The acting as is par with all of Lynch’s films is extraordinary. He has a knack for creating some of the most unique characters in cinema history. One of many amazing scenes in the films involves an incident were Mr. Eddy is being tailgated by another driver. This scene is so important as it showcases Lynch’s dark sense of humor and it also serves as a moment when the viewer can take a deep breathe after what has to be Lynch’s coldest set up of his career.

None of the characters in this film are that likeable which is in direct contrast to virtually all of his other films which are filled with many characters that are so easy to latch onto.
The photography in Lost Highway is one of the films greatest assets and it is some of Lynch’s most picturesque compositions to date. There is more flesh on parade in Lost Highway then in any other of Lynch’s films and as usual he handles these scenes with class as they look sexy and never feel dirty.
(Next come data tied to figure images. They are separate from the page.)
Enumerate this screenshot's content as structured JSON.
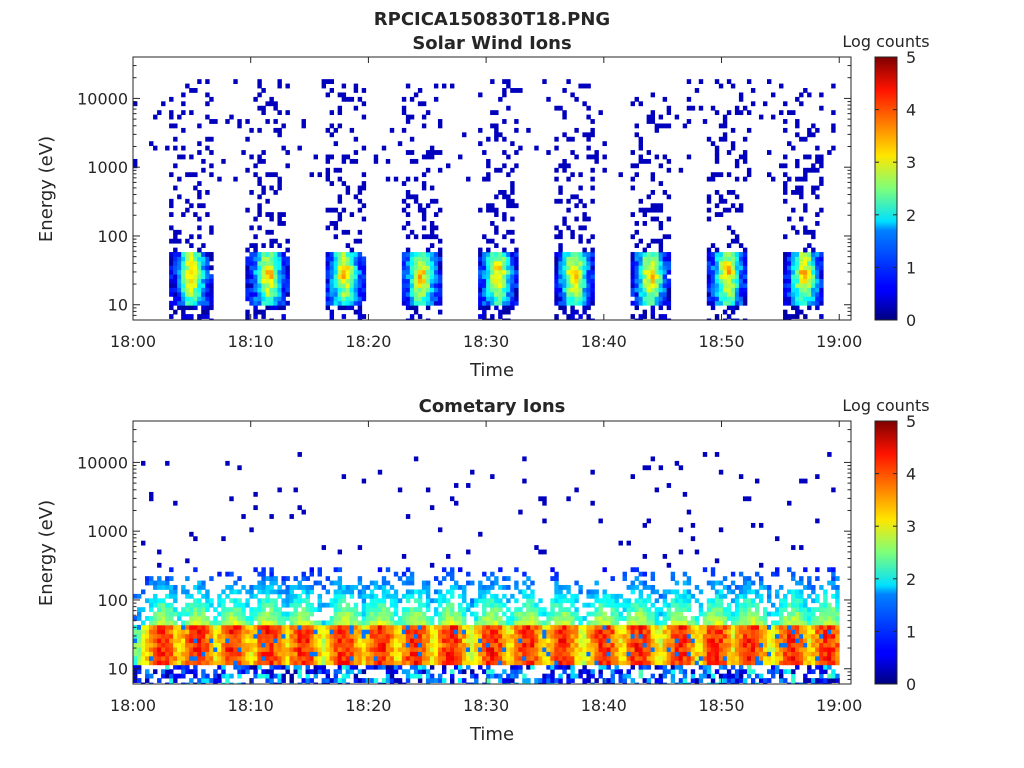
{
  "figure": {
    "title": "RPCICA150830T18.PNG"
  },
  "chart_data": [
    {
      "type": "heatmap",
      "title": "Solar Wind Ions",
      "xlabel": "Time",
      "ylabel": "Energy (eV)",
      "x_ticks": [
        "18:00",
        "18:10",
        "18:20",
        "18:30",
        "18:40",
        "18:50",
        "19:00"
      ],
      "x_range": [
        "18:00",
        "19:00"
      ],
      "y_scale": "log",
      "y_ticks": [
        10,
        100,
        1000,
        10000
      ],
      "y_tick_labels": [
        "10",
        "100",
        "1000",
        "10000"
      ],
      "ylim": [
        6,
        40000
      ],
      "colorbar": {
        "label": "Log counts",
        "range": [
          0,
          5
        ],
        "ticks": [
          "0",
          "1",
          "2",
          "3",
          "4",
          "5"
        ],
        "colormap": "jet"
      },
      "data": {
        "pattern": "periodic bursts",
        "burst_centers_min": [
          5,
          11.5,
          18,
          24.5,
          31,
          37.5,
          44,
          50.5,
          57
        ],
        "burst_width_min": 3,
        "core_energy_range_eV": [
          10,
          60
        ],
        "core_peak_log_counts": 3.2,
        "sparse_energy_range_eV": [
          60,
          20000
        ],
        "sparse_log_counts": 0.3
      }
    },
    {
      "type": "heatmap",
      "title": "Cometary Ions",
      "xlabel": "Time",
      "ylabel": "Energy (eV)",
      "x_ticks": [
        "18:00",
        "18:10",
        "18:20",
        "18:30",
        "18:40",
        "18:50",
        "19:00"
      ],
      "x_range": [
        "18:00",
        "19:00"
      ],
      "y_scale": "log",
      "y_ticks": [
        10,
        100,
        1000,
        10000
      ],
      "y_tick_labels": [
        "10",
        "100",
        "1000",
        "10000"
      ],
      "ylim": [
        6,
        40000
      ],
      "colorbar": {
        "label": "Log counts",
        "range": [
          0,
          5
        ],
        "ticks": [
          "0",
          "1",
          "2",
          "3",
          "4",
          "5"
        ],
        "colormap": "jet"
      },
      "data": {
        "pattern": "near-continuous band with periodic peaks",
        "burst_centers_min": [
          2.5,
          5.5,
          8.5,
          11.5,
          14.5,
          18,
          21,
          24,
          27,
          30.5,
          33.5,
          36.5,
          40,
          43,
          46.5,
          49.5,
          52.5,
          56,
          59
        ],
        "core_energy_range_eV": [
          12,
          45
        ],
        "core_peak_log_counts": 4.2,
        "plume_energy_range_eV": [
          45,
          300
        ],
        "sparse_energy_range_eV": [
          300,
          15000
        ],
        "sparse_log_counts": 0.3
      }
    }
  ]
}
Lost Highway must be seen several times to fully appreciate it since there is just way to many ideas and themes to be digested in one viewing.

The DVD:

Cinema Club presents Lost Highway in an anamorphic widescreen that preserves the films original 2.35:1 aspect ratio. Lost Highway has been one of David Lynch’s most elusive releases on DVD when it comes to finding it in its original aspect ratio and a transfer that wasn’t plagued by something. This releases transfer was sourced from the French DVD release form MK2. The colors look vivid and nicely saturated. Flesh tone look healthy and lack levels are strong as there is an exceptional amount of detail present in every frame. Overall this transfer looks exceptional and it is the closet this film has look to immaculate on DVD to date.

This release comes with two audio options DTS and Dolby Digital 5.1 and both audio mixes are in English. Both mixes offer crystal clear and sound that never sounds distorted. The DTS audio mix is the better of the two with its fuller sound that fully captures the mood of the film.

Extras for this release include a who’s who menu which can be located on the first DVD and they are essentially a few second clips for each character. The bulk of the extras are contained on the second DVD and they include the films theatrical and teaser trailers. Other extras include four interviews with David Lynch, Bill Pullman, Patricia Arquette and Robert Loggia. These four interviews were all conducted during 1996 and include comments that can also be found in the making of featurette which is also include as an extra for this release. There is also an making of documentary that is comprised of mostly behind the scenes clips. Rounding out the extras is a 2005 interview with David Lynch about Lost Highway. This new interview with Lynch like the rest of the interviews’ included on this release are more fluff then anything really worthwhile.

I am a little more then disappointed with the extras included for this release as they are a real chore to sit through. This is best version of Lost Highway that we have to look forward to for any foreseeable time and I recommended this release if for only its exceptional audio/video presentation for the film.